Royal Jelly Delays Motor Functional Impairment During Aging in Genetically Heterogeneous Male Mice.
Nutrients. 2018 Sep 1 ;10(9). Epub 2018 Sep 1. PMID: 30200401
Aging is associated with motor disorders that decrease the quality of life (QOL). Royal jelly (RJ), used as a dietary supplement, has shown various health benefits and, therefore, it has the potential to improve the QOL during aging.
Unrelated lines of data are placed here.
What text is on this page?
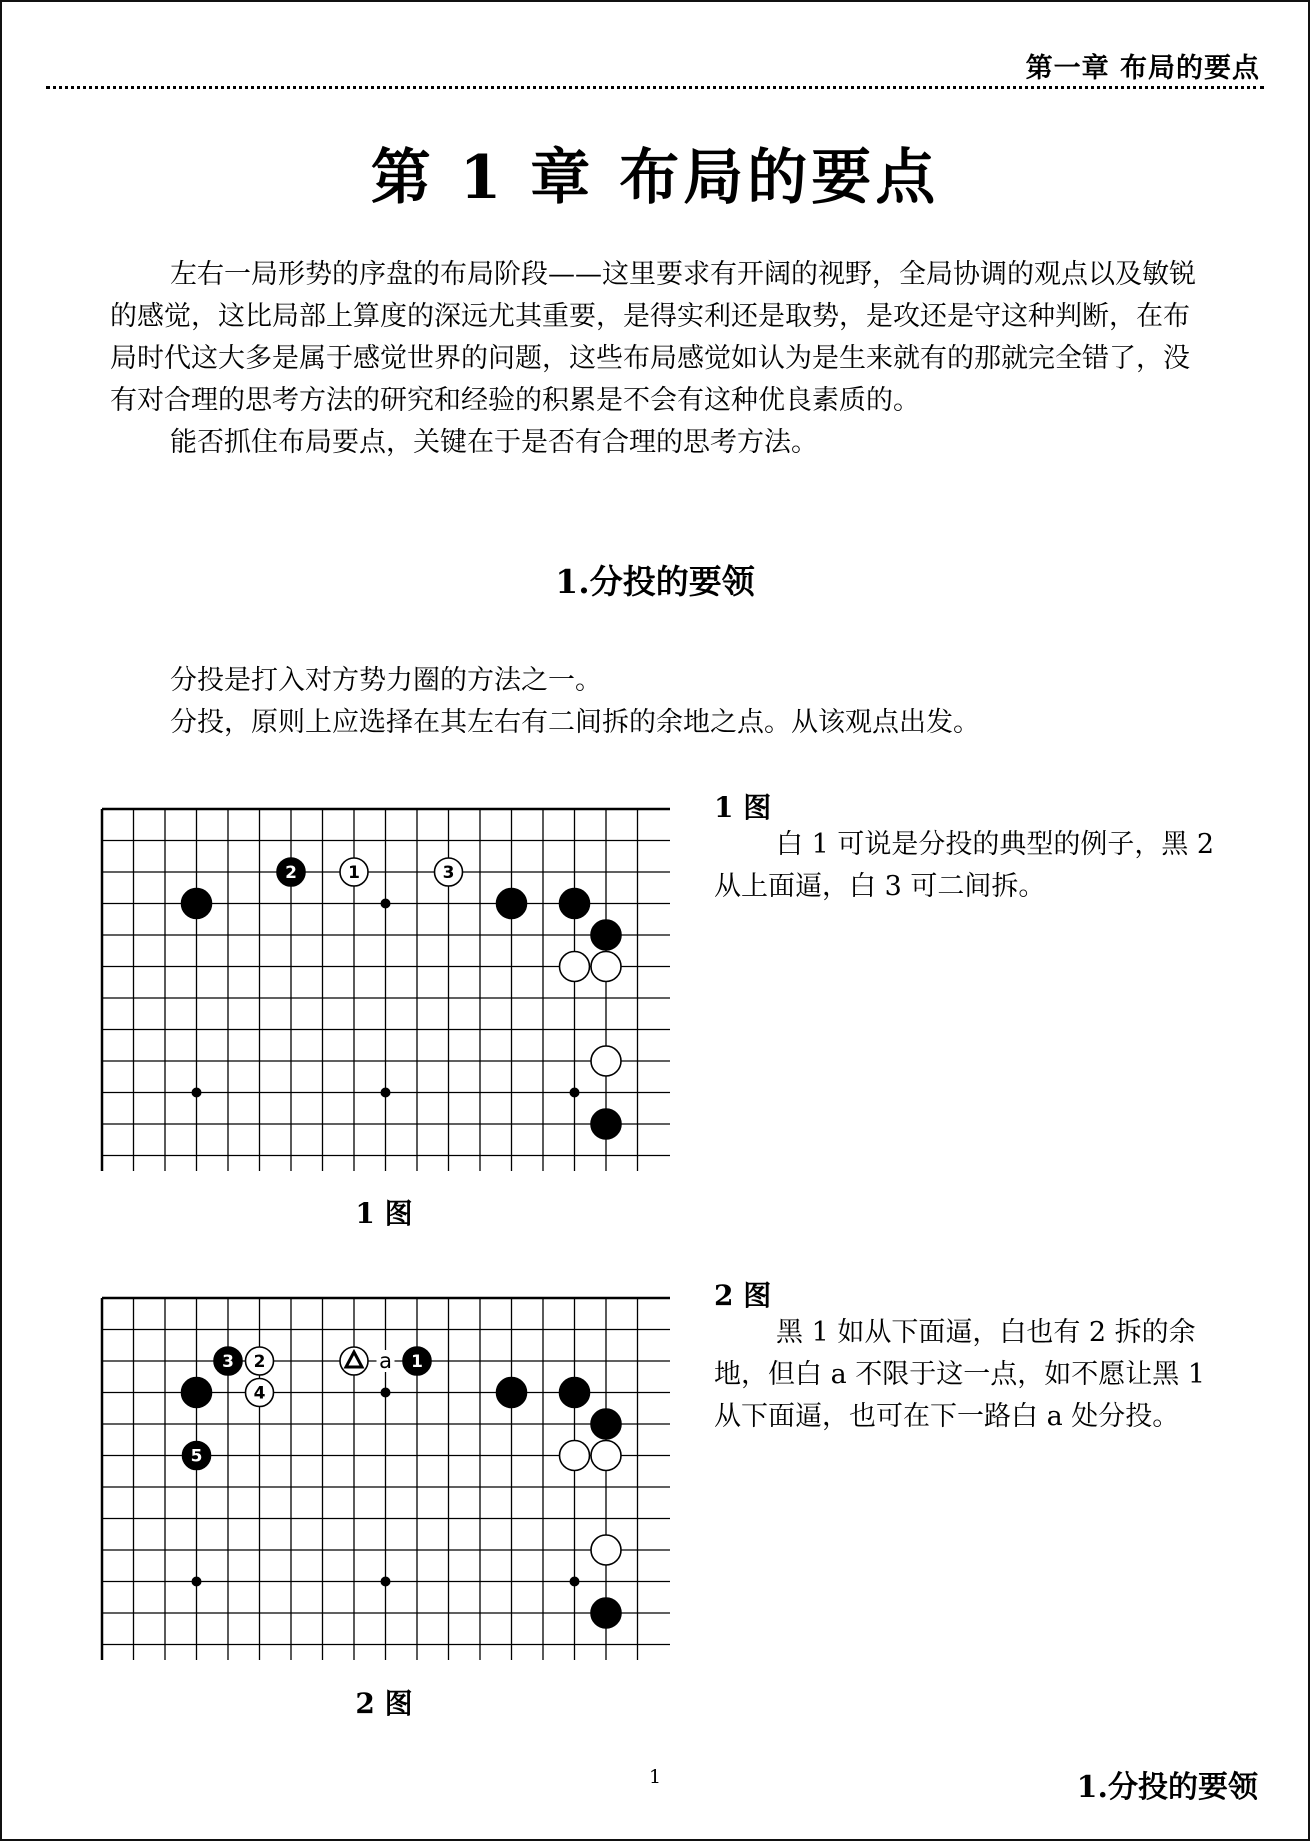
第一章 布局的要点
第 1 章 布局的要点

左右一局形势的序盘的布局阶段——这里要求有开阔的视野，全局协调的观点以及敏锐的感觉，这比局部上算度的深远尤其重要，是得实利还是取势，是攻还是守这种判断，在布局时代这大多是属于感觉世界的问题，这些布局感觉如认为是生来就有的那就完全错了，没有对合理的思考方法的研究和经验的积累是不会有这种优良素质的。

能否抓住布局要点，关键在于是否有合理的思考方法。

1.分投的要领

分投是打入对方势力圈的方法之一。

分投，原则上应选择在其左右有二间拆的余地之点。从该观点出发。

2	1	3
1 图
1 图
白 1 可说是分投的典型的例子，黑 2 从上面逼，白 3 可二间拆。
a
3 2
4
5
1
2 图
2 图
黑 1 如从下面逼，白也有 2 拆的余地，但白 a 不限于这一点，如不愿让黑 1 从下面逼，也可在下一路白 a 处分投。
1	1.分投的要领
We have previously developed protease enzyme-treated RJ to avoid the anaphylactic response induced by RJ supplementation. However, the effects of a lifelong treatment with RJ on normal aging have not been fully clarified. In this study, we investigated the effects of enzyme-untreated RJ (NRJ) and enzyme-treated RJ (ERJ) on the aging process focusing on motor functions, by using a genetically heterogeneous (HET) mouse model experimentally endowed with genetic diversity. We performed four different physical performance tests (grip strength, wire hang, horizontal bar, and rotarod). We showed that the age-related impairment of the motor functions was significantly delayed in RJ-treated mice. Both NRJ and ERJ were similarly effective against these types of aging-associated declines. Histological analyses revealed that the RJ treatment affected the muscle fiber size at an advanced age. We also demonstrated that age-related changes in muscle satellite cell markers and catabolic genes were affected in RJ-treated mice. These results suggest that non-protein components of RJ improved the motor function in aging mice. These findings indicate that RJ has the potential to change the QOL during aging by regulating the motor function.